Thüringer Häuslekäufer zahlen künftig nicht mehr sechseinhalb sondern nur noch fünf Prozent des Kaufpreises als Grunderwerbsteuer, das hat der Erfurter Landtag am Donnertag beschlossen. Und nun zum Wetter.

So hätte es kommen können. Denn für sich genommen ist das gestern beschlossene Landesgesetz kaum mehr als eine schnöde Verwaltungsvorschrift. Hier wurde keine Flüchtlingsobergrenze beschlossen, keine Verfassungsreform, ja, es ging noch nicht mal um Heizungen.

"Man wird doch wohl noch..."

Doch weil dieser Gesetzentwurf, eingebracht von der CDU, nur Dank der Stimmen der AfD die notwendige Mehrheit erhielt, ist das Wetter ungemütlich geworden. Es weht ein bundesweiter Orkan. Für Bodo Ramelow, den linken Ministerpräsidenten von Thüringen, war es der "schwärzeste Tag" seines parlamentarischen Lebens. Politiker der Ampel-Parteien warnen vor dem endgültigen Kippen der Brandmauer. Die Führung der AfD feiert schon deren Einsturz. Politiker der Unionsparteien versuchen mit Satzbausteinen, die mit "Man wird doch wohl noch…" oder "Was können wir dafür, wenn…" beginnen, den Sturm zu beruhigen.

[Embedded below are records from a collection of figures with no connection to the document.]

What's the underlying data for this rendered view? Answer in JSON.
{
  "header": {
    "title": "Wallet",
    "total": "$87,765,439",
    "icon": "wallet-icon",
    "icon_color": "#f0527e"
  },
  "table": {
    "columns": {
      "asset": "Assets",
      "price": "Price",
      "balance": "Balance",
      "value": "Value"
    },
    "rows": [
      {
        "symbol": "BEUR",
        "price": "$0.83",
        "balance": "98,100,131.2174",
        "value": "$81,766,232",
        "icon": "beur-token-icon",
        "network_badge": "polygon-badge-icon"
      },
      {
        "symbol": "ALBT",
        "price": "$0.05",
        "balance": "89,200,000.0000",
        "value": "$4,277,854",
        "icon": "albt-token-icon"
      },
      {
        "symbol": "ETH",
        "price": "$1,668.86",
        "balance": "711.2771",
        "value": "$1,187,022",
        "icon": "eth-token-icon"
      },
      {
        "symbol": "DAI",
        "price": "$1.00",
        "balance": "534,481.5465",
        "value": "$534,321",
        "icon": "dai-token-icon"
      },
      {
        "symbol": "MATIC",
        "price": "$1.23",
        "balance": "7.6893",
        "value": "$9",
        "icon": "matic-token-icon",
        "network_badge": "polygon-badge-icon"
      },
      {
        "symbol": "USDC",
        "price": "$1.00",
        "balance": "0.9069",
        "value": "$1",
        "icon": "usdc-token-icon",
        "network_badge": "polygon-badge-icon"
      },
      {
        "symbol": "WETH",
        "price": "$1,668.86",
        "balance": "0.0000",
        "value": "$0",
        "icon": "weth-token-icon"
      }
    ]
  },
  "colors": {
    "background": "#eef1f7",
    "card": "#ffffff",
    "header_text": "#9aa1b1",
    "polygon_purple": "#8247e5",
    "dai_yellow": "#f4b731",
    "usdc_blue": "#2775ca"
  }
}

Den Gegenkommentar, warum die CDU im Kern richtig gehandelt hat, lesen Sie hier:

Es müsse doch möglich sein, konstruktive Oppositionsarbeit zu leisten – ohne sich dafür gleich Vorwürfe anhören zu müssen, klagt etwa Karin Prien, die rechter Umtriebe unverdächtige CDU-Vizechefin. Daraus eine Zusammenarbeit mit der AfD zu stricken, sei "infam". Klingt für sich genommen richtig, wirkt bei näherer Betrachtung aber wenig überzeugend. Aus drei Gründen.

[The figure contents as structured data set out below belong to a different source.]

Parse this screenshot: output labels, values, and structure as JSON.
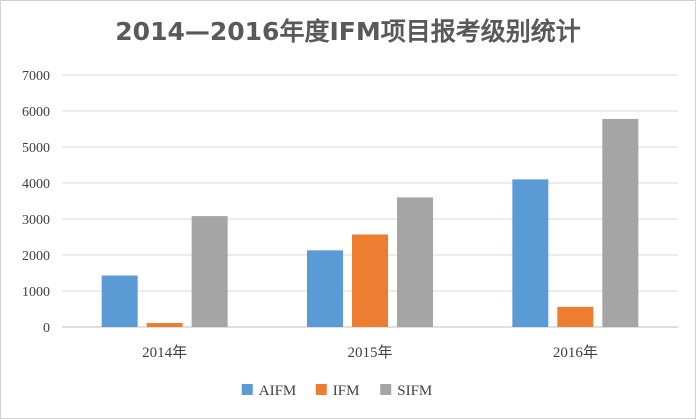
{
  "chart_data": {
    "type": "bar",
    "title": "2014—2016年度IFM项目报考级别统计",
    "categories": [
      "2014年",
      "2015年",
      "2016年"
    ],
    "series": [
      {
        "name": "AIFM",
        "values": [
          1430,
          2130,
          4100
        ],
        "color": "#5b9bd5"
      },
      {
        "name": "IFM",
        "values": [
          110,
          2570,
          560
        ],
        "color": "#ed7d31"
      },
      {
        "name": "SIFM",
        "values": [
          3080,
          3600,
          5780
        ],
        "color": "#a5a5a5"
      }
    ],
    "ylim": [
      0,
      7000
    ],
    "yticks": [
      0,
      1000,
      2000,
      3000,
      4000,
      5000,
      6000,
      7000
    ],
    "xlabel": "",
    "ylabel": "",
    "grid": true,
    "legend": "bottom"
  }
}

Mehrheit ist nie ein reines Rechenspiel

Erstens ist die Frage der Mehrheit nie ein reines Rechenspiel. Spätestens die skandalöse Wahl des FDP-Politikers Kemmerich zum Kurzzeit-Ministerpräsidenten von Thüringen hatte diese simple Wahrheit allen politischen Akteuren vor Augen geführt: Eine Mehrheit, die nur mit den Stimmen der AfD erreicht wird, kann niemals eine demokratische Mehrheit sein. Das gilt überall und es gilt doppelt und dreifach in Thüringen, wo diese Partei von einem Björn Höcke angeführt und vom Landesverfassungsschutz als eindeutig rechtsextrem eingestuft wird.

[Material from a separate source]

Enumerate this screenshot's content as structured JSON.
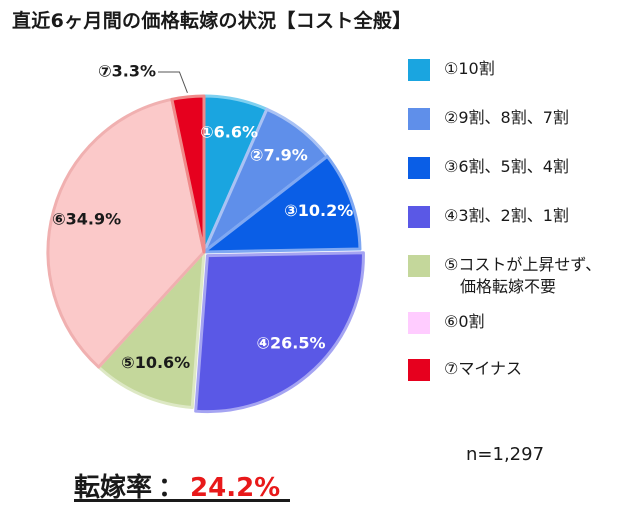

Zweitens trägt die CDU eine Mitverantwortung an den Thüringer Verhältnissen. Dass die Opposition überhaupt in der Lage ist, einen Gesetzesvorschlag gegen die Regierung durchs Parlament zu bringen, liegt einzig daran, dass diese Landesregierung über keine eigene Mehrheit verfügt. Warum? Weil sich die CDU dazu entschieden hat, lieber als "konstruktive Opposition" Ramelows Minderheitsregierung zu tolerieren, als selbst in die Regierung zu gehen – oder eben für Neuwahlen zu stimmen.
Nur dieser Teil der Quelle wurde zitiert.